Utiliza una contraseña que sea segura y manten tu password en sitio seguro

De poco sirve tener seguridad a todos los niveles si perdemos la llave de todo esto: el par nombre de usuario y contraseña. El primero lo hemos reforzado en el punto anterior, el segundo debe ser un password con cierta complejidad. Dentro del propio WordPress podéis ver el grado de fortaleza de la contraseña, cuanto más mejor.

Otro tema es el “guardarla”, lo mejor es en la cabeza, pero en caso de no poder usar esta opción por cualquier razón, por favor, que sea en un sitio adecuado, no en plano en el escritorio en un fichero de texto que se llame “contraseñas wordpress”.

Utiliza un prefijo de tablas que no sea wp_

Todos los que veáis datos WordPress a menudo, sabréis las tablas vienen precedidas por un prefijo que por defecto es “wp_”, por ejemplo, wp_posts, wp_options, etc. La idea es que en lugar de ser “wp_” este prefijo, sea otro, de forma que dificultemos aún más la labor a nuestro atacante en caso de, por ejemplo, inyecciones SQL.

Si aún no hemos instalado WordPress, es muy simple. Nos dirigimos al fichero wp-config.php cuando introducimos los datos de autenticación en la base de datos MySQL y sustituimos el valor de la variable $table_prefix  a otro diferente a “wp_”.

Si ya tenemos el sistema instalado, deberemos efectuar además una operación de renombrado de tablas.

Quitar información de la versión

WordPress suele incluir una línea en la cabecera de HTML en la que informa sobre la versión que se está usando, algo así como: <meta name=”generator” content=”WordPress X.X” />.
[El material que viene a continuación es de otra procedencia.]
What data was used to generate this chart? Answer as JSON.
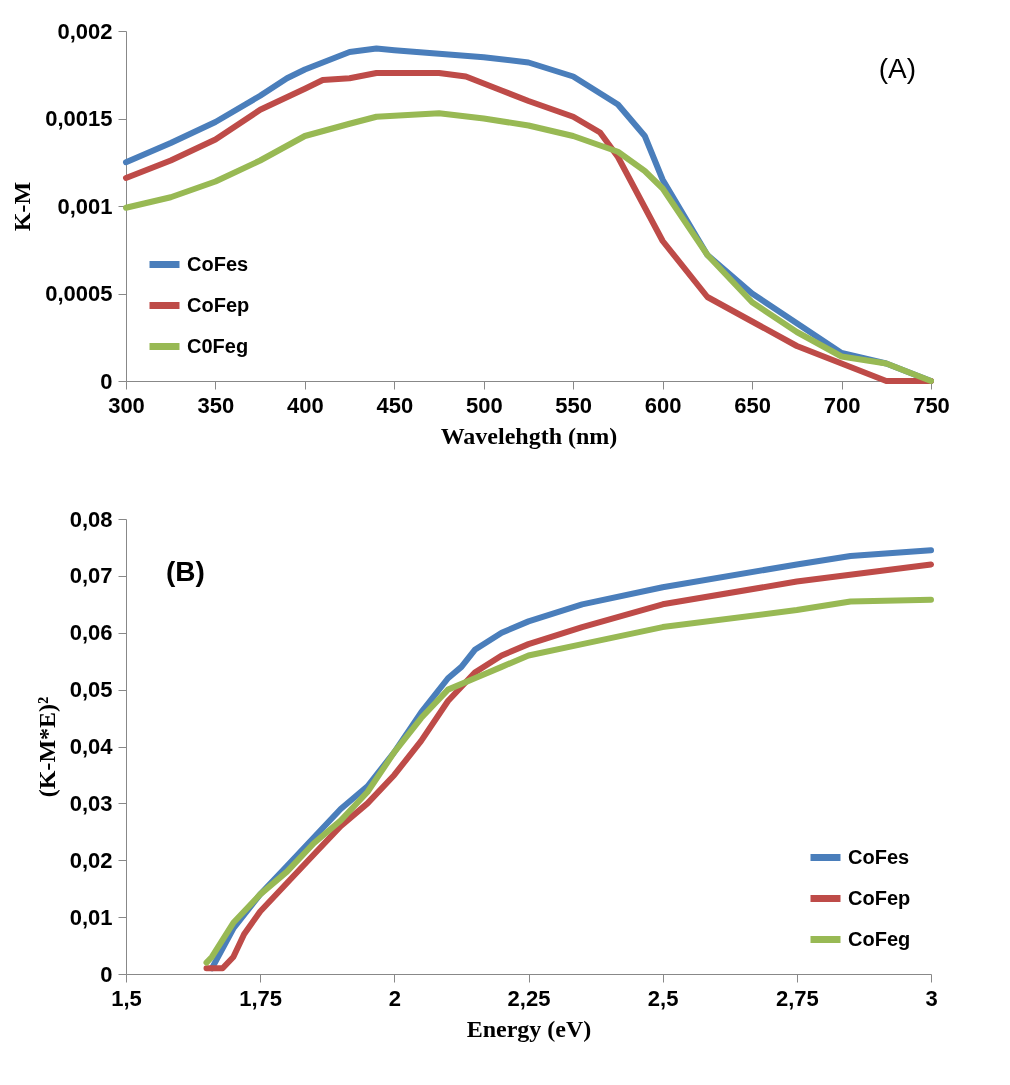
{
  "chart_data": [
    {
      "type": "line",
      "xlabel": "Wavelehgth (nm)",
      "ylabel": "K-M",
      "annotations": [
        "(A)"
      ],
      "legend": "bottom left",
      "grid": false,
      "xlim": [
        300,
        750
      ],
      "xticks": [
        300,
        350,
        400,
        450,
        500,
        550,
        600,
        650,
        700,
        750
      ],
      "ylim": [
        0,
        0.002
      ],
      "yticks": [
        0,
        {
          "value": 0.0005,
          "label": "0,0005"
        },
        {
          "value": 0.001,
          "label": "0,001"
        },
        {
          "value": 0.0015,
          "label": "0,0015"
        },
        {
          "value": 0.002,
          "label": "0,002"
        }
      ],
      "series": [
        {
          "name": "CoFes",
          "color": "#4a7ebb",
          "x": [
            300,
            325,
            350,
            375,
            390,
            400,
            425,
            440,
            450,
            500,
            525,
            550,
            575,
            590,
            600,
            625,
            650,
            675,
            700,
            725,
            750
          ],
          "values": [
            0.00125,
            0.00136,
            0.00148,
            0.00163,
            0.00173,
            0.00178,
            0.00188,
            0.0019,
            0.00189,
            0.00185,
            0.00182,
            0.00174,
            0.00158,
            0.0014,
            0.00115,
            0.00072,
            0.0005,
            0.00033,
            0.00016,
            0.0001,
            0
          ]
        },
        {
          "name": "CoFep",
          "color": "#be4b48",
          "x": [
            300,
            325,
            350,
            375,
            400,
            410,
            425,
            440,
            475,
            490,
            510,
            525,
            550,
            565,
            575,
            600,
            625,
            650,
            675,
            700,
            725,
            750
          ],
          "values": [
            0.00116,
            0.00126,
            0.00138,
            0.00155,
            0.00167,
            0.00172,
            0.00173,
            0.00176,
            0.00176,
            0.00174,
            0.00166,
            0.0016,
            0.00151,
            0.00142,
            0.00128,
            0.0008,
            0.00048,
            0.00034,
            0.0002,
            0.0001,
            0,
            0
          ]
        },
        {
          "name": "C0Feg",
          "color": "#98b954",
          "x": [
            300,
            325,
            350,
            375,
            400,
            425,
            440,
            475,
            500,
            525,
            550,
            575,
            590,
            600,
            625,
            650,
            675,
            700,
            725,
            750
          ],
          "values": [
            0.00099,
            0.00105,
            0.00114,
            0.00126,
            0.0014,
            0.00147,
            0.00151,
            0.00153,
            0.0015,
            0.00146,
            0.0014,
            0.00131,
            0.0012,
            0.0011,
            0.00072,
            0.00045,
            0.00028,
            0.00014,
            0.0001,
            0
          ]
        }
      ]
    },
    {
      "type": "line",
      "xlabel": "Energy (eV)",
      "ylabel": "(K-M*E)²",
      "annotations": [
        "(B)"
      ],
      "legend": "bottom right",
      "grid": false,
      "xlim": [
        1.5,
        3
      ],
      "xticks": [
        {
          "value": 1.5,
          "label": "1,5"
        },
        {
          "value": 1.75,
          "label": "1,75"
        },
        2,
        {
          "value": 2.25,
          "label": "2,25"
        },
        {
          "value": 2.5,
          "label": "2,5"
        },
        {
          "value": 2.75,
          "label": "2,75"
        },
        3
      ],
      "ylim": [
        0,
        0.08
      ],
      "yticks": [
        0,
        {
          "value": 0.01,
          "label": "0,01"
        },
        {
          "value": 0.02,
          "label": "0,02"
        },
        {
          "value": 0.03,
          "label": "0,03"
        },
        {
          "value": 0.04,
          "label": "0,04"
        },
        {
          "value": 0.05,
          "label": "0,05"
        },
        {
          "value": 0.06,
          "label": "0,06"
        },
        {
          "value": 0.07,
          "label": "0,07"
        },
        {
          "value": 0.08,
          "label": "0,08"
        }
      ],
      "series": [
        {
          "name": "CoFes",
          "color": "#4a7ebb",
          "x": [
            1.66,
            1.7,
            1.75,
            1.8,
            1.85,
            1.9,
            1.95,
            2.0,
            2.05,
            2.1,
            2.125,
            2.15,
            2.2,
            2.25,
            2.35,
            2.5,
            2.75,
            2.85,
            3.0
          ],
          "values": [
            0.001,
            0.008,
            0.014,
            0.019,
            0.024,
            0.029,
            0.033,
            0.039,
            0.046,
            0.052,
            0.054,
            0.057,
            0.06,
            0.062,
            0.065,
            0.068,
            0.072,
            0.0735,
            0.0745
          ]
        },
        {
          "name": "CoFep",
          "color": "#be4b48",
          "x": [
            1.65,
            1.68,
            1.7,
            1.72,
            1.75,
            1.8,
            1.85,
            1.9,
            1.95,
            2.0,
            2.05,
            2.1,
            2.15,
            2.2,
            2.25,
            2.35,
            2.5,
            2.75,
            3.0
          ],
          "values": [
            0.001,
            0.001,
            0.003,
            0.007,
            0.011,
            0.016,
            0.021,
            0.026,
            0.03,
            0.035,
            0.041,
            0.048,
            0.053,
            0.056,
            0.058,
            0.061,
            0.065,
            0.069,
            0.072
          ]
        },
        {
          "name": "CoFeg",
          "color": "#98b954",
          "x": [
            1.65,
            1.66,
            1.68,
            1.7,
            1.75,
            1.8,
            1.85,
            1.9,
            1.95,
            2.0,
            2.05,
            2.1,
            2.15,
            2.2,
            2.25,
            2.35,
            2.5,
            2.75,
            2.85,
            3.0
          ],
          "values": [
            0.002,
            0.003,
            0.006,
            0.009,
            0.014,
            0.018,
            0.023,
            0.027,
            0.032,
            0.039,
            0.045,
            0.05,
            0.052,
            0.054,
            0.056,
            0.058,
            0.061,
            0.064,
            0.0655,
            0.0658
          ]
        }
      ]
    }
  ]
}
En los sistemas de producción cuantas menos pistas demos mejor, así que en el fichero functions.php de nuestro tema la siguiente línea, al final del mismo:

remove_action('wp_head', 'wp_generator');

Usar sólo plugins seguros

El gestor de plugins de WordPress nos ofrece una visión de la valoración de los plugins, de la cantidad de descargas… es decir, tenemos algo de valoración objetiva sobre los mismos. La idea es que no instales plugins que apenas han sido usados o estén mal valorados, un plugin puede ser tu agujero de seguridad.

Los más populares, a priori, están exentos de ese tipo de problemas, y en caso de tenerlos, ofrecen actualizaciones.

Busca un buen servicio de alojamiento

WordPress es un CMS que ejecuta sobre un servidor Apache, una base de datos MySQL y un intérprete de PHP. Todos estos elementos, tienen sus propios fallos de seguridad, además del sistema operativo sobre el que residen, así que otra labor importante es esta: cercionarse de contratar un proveedor de hosting serio, de forma que no tengamos problemas debajo de WordPress.

No descuides tampoco tu equipo

¿Desde dónde inicias sesión en WordPress? Desde equipos locales. Aquí hay otro fallo de seguridad, si tenemos por ejemplo, un troyano, será más que posible que nuestras credenciales no sólo de WordPress sino de FTP o MySQL caigan en manos de terceras personas.